Artoberfest has come and gone—a month when painting, prints, sculpture and all things artistic are more prevalent in Chico than jack-o-lanterns. The Open Studios Tour is sort of the backbone of Artoberfest, and this year was the 24th year of the event. Since I attended the very first one in 1990 I had a feeling of obligation to attend again this year.
I was able to see my friend Roger Braddy’s Caledonia Art Studio on 9th street on the 25th. Roger has converted the garage of his 1930s house into a studio. He spent around $55,000 for materials and the assistance he needed, and, altogether, the remodeling took about six or seven months to complete.
Roger is into recycling and his art reflects this. Collages in a group titled Improbable History are images ripped, you might say, from the pages of 1960s National Geographic and mounted on handmade paper. Whimsical “trophies” hang on the walls of his studio, imaginary animals fashioned from castoff, rusted metal parts frequently from bikes. “Untitled” is composed of the kick plate and drip pan of a 1950s refrigerator that he found in Chico Creek and a bicycle seat. Near this beast, whose bulging eyes are marbles mounted on the oxidized springs of the bike seat, it reads: “The deal here is to get you to rethink your wastefulness on this small planet and to have fun doing it.” Roger is open to appointments. Call ahead at 345-7922 to schedule one.
I went downtown next to look at the wonderful things at Chico Paper Co. where a large area of the store is devoted to a display of Jake Early’s popular craftsman style prints. While there, I was particularly taken with Bill Di Grazia’s photos of Chico landmarks digitized to make the buildings stand monumentally alone against a moody sky. I was also charmed by one of Miriam Pakbaz’s many works, “The Colonel,” a mixed-media cat with ‘tude.
Across the street at Janet Lombardi Blixt’s Chico Art School a class for children was in progress. The gallery in front of the classroom was filled with things for Halloween—painted skull masks for the Day of the Dead and a giant skeleton with its own costume: a necklace of skulls.
Whatever the topic displayed at the Chico Museum, the presentation is always the same. I’m a patient person, I love to read, I love to learn. But the storyboards on the walls frequently overwhelm me. I find myself wishing they’d just get to the point. The current show is “Mikćʡapdo: This is Our Home, Here We Remain.” The story presented is the same tragic one experienced by all Native Americans: encroachment on their land, loss, and relocation.

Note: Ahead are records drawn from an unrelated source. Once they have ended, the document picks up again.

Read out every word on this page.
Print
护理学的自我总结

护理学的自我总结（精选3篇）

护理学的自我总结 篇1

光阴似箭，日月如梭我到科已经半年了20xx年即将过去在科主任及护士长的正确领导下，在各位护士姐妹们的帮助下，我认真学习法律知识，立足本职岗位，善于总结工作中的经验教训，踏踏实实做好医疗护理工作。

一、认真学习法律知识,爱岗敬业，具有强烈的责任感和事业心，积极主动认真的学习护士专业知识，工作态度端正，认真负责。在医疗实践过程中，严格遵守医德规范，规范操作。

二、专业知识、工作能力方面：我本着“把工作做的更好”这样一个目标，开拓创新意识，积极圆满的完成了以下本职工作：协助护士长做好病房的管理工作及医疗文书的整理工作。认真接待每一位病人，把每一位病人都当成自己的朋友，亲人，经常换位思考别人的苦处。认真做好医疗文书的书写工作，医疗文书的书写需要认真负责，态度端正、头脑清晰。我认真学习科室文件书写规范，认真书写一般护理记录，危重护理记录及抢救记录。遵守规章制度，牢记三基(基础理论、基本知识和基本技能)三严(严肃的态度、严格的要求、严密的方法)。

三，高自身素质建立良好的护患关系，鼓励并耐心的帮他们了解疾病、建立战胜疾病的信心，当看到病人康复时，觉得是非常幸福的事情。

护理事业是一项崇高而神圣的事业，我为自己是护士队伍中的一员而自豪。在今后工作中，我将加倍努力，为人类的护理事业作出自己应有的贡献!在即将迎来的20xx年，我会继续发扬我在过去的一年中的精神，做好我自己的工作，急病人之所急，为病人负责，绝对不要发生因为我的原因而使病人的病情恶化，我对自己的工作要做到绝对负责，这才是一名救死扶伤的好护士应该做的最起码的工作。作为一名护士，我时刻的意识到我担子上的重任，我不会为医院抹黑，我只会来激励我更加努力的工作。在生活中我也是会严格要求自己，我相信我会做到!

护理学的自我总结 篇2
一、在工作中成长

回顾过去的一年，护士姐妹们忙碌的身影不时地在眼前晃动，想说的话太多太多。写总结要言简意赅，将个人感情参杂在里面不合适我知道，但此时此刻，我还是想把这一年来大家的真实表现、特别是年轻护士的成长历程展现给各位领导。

I’m sure you’ve all seen the small cemetery on West Sacramento, the one surrounded by modern apartments that serve as student housing. The cemetery is the last piece of land the Mechoopda own. Around the midpoint of the last century Mechoopda tribal elders felt forced to sell the land around it, fearful that, as they were aged, property taxes would bankrupt them. A selection of the titles on the storyboards outline the shameful treatment of the tribe: “A Swift Change,” “A Broken Promise,” “The Lost Homeland….” The tribe was still fighting for justice in the courts as late as 1986. Many artefacts are on display, as well; some ancient, others modern—such as the tumtum: a traditional cradleboard which was hand made in 2002. The show also covers the Mechoopda religion, a celebration of the changing seasons expressed through dance.
The Chico Museum is located at 141 Salem St., at the corner of 4th St. and Salem and is open Wednesday through Sunday from noon to 4pm. The show now on display will be in place until next October.